物作りを通して培う豊かな創造性とチャレンジ精神
東京都新宿区にある成城中学校・成城高等学校(男子校)は、1885年創立の伝統校。教育目標に「知・仁・勇」を掲げ、人間力の高いリーダー育成を目指している。文武両道・質実剛健の校風を受け継ぎつつ、グローバルキャリア教育や独自科目「数学統計」など先進的な取り組みも行っている。
ユニークな技術科の授業
特進コースなどの学力別編成を行わず、知識注入型ではない授業が特徴。中学3年間の技術科では、物作りを通じて創造性を育む。技術科主任の田中俊輔先生は、「創造社会の到来を見据え、物作りにチャレンジしてほしい」と語る。
授業は道具の使い方からスタート。中1では木工で小物や箸を製作、中2ではアルミスプーンや焼き入れネジの金属加工、中3ではロボット製作に挑戦。難易度を段階的に上げながら、様々な物作りを経験する。
失敗を恐れず試行錯誤
「失敗は物作りの原点」と田中先生。放課後に再挑戦する生徒も多く、試行錯誤を繰り返すことで創造力を培う。安全性への配慮や仲間とのディスカッションも重視し、技術習得だけでなく人間力の向上を図る。
中2では、江戸時代から新宿で栽培されてきた伝統野菜「内藤とうがらし」の栽培にも取り組み、管理方法や肥料配合を自ら考えて育てる。
生徒の声と実践
アルミのアイススプーン製作では、地金を延ばし切り出し、型でくぼみを作り表面を磨く。理科で学んだ金属の性質を実体験を通して理解する。中3では班ごとにロボットを製作し、対戦を通じて改善を重ねる。

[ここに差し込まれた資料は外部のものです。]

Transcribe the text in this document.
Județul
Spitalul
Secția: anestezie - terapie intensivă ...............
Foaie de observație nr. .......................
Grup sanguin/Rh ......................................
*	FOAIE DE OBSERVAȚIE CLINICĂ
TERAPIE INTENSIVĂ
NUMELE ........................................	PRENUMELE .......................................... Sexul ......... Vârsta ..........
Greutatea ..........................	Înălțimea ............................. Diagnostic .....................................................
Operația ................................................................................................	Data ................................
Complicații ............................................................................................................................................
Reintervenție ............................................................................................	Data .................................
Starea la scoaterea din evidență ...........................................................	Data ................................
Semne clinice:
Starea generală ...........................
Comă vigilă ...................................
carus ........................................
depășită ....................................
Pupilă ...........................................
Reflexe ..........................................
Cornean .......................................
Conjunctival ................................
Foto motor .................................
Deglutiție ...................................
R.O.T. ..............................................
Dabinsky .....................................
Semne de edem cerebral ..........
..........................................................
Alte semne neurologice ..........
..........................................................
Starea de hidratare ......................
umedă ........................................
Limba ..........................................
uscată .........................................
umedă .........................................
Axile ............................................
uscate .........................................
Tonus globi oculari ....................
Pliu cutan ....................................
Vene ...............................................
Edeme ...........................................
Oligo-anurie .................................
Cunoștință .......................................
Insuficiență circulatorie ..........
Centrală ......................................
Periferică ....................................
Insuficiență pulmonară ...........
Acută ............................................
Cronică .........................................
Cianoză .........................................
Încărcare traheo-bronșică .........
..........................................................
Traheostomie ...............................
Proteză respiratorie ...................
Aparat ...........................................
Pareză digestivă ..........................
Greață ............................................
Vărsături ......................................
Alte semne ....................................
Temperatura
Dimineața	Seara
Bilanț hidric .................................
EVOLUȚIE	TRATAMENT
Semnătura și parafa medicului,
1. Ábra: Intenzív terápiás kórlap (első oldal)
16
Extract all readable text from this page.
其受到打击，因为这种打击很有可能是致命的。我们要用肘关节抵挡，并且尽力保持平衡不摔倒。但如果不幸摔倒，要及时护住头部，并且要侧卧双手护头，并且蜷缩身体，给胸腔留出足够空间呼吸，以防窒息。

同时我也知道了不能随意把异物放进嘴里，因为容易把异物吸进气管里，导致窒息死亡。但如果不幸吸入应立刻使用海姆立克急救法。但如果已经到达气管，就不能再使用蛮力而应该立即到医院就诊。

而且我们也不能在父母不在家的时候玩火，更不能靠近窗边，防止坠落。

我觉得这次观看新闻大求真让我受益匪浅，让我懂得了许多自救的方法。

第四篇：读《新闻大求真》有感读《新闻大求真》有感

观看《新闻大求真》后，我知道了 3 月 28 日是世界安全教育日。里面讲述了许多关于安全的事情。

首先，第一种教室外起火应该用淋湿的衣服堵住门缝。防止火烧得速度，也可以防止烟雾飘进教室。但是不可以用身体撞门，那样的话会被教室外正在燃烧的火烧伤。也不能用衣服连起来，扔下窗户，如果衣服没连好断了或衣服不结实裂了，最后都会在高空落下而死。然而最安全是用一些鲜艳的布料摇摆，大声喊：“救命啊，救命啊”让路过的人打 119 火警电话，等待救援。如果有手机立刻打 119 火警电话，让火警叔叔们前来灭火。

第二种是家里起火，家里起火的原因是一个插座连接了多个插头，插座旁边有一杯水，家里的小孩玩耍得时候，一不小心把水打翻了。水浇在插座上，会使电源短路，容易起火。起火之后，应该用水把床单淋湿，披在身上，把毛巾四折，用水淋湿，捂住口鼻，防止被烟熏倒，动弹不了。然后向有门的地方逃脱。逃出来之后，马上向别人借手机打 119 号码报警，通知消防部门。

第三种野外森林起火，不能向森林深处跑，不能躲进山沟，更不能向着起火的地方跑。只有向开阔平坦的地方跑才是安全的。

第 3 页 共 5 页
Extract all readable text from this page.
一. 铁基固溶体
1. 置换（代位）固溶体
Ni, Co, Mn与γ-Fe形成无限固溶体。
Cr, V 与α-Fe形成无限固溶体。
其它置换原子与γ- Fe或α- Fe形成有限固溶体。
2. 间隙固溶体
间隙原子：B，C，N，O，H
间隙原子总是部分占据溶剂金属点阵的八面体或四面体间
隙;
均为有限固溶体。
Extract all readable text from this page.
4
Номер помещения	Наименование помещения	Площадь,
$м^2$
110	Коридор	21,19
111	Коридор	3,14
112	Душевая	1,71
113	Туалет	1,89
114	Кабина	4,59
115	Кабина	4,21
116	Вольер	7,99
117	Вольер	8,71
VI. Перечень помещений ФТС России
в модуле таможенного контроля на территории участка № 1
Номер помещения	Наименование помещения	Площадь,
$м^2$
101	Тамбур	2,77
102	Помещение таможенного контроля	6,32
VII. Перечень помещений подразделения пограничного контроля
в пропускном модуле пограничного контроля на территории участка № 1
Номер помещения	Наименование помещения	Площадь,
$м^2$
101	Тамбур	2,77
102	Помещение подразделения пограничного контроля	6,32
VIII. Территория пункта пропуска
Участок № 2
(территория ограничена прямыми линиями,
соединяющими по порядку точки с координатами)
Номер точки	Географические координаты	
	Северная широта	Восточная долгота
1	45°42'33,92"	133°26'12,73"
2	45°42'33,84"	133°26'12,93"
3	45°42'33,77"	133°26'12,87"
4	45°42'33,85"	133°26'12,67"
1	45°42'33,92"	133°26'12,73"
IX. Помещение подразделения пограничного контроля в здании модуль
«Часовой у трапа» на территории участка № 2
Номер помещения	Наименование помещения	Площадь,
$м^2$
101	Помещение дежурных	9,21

木工室には生徒の熱気が満ち、各自が製作に没頭する姿が見られる。
学校データ
- 所在地:〒162-8670 東京都新宿区原町3-87
- 電話:03-3341-6141
- ウェブサイト:https://www.seijogakko.ed.jp/
- 創立:1885年
- 交通:都営大江戸線「牛込柳町」駅西口から徒歩約1分
コアネットの視点
変化する社会への対応力を育むため、学力向上の基盤に加え、DXハイスクール採択校としてICT教育やデータサイエンス教育に注力。実社会のツールを活用し、楽しみながらプログラミングやデータ分析、最先端技術を体験。知識と経験を積み上げ、変化の激しい時代を生き抜く力を育む伝統校である。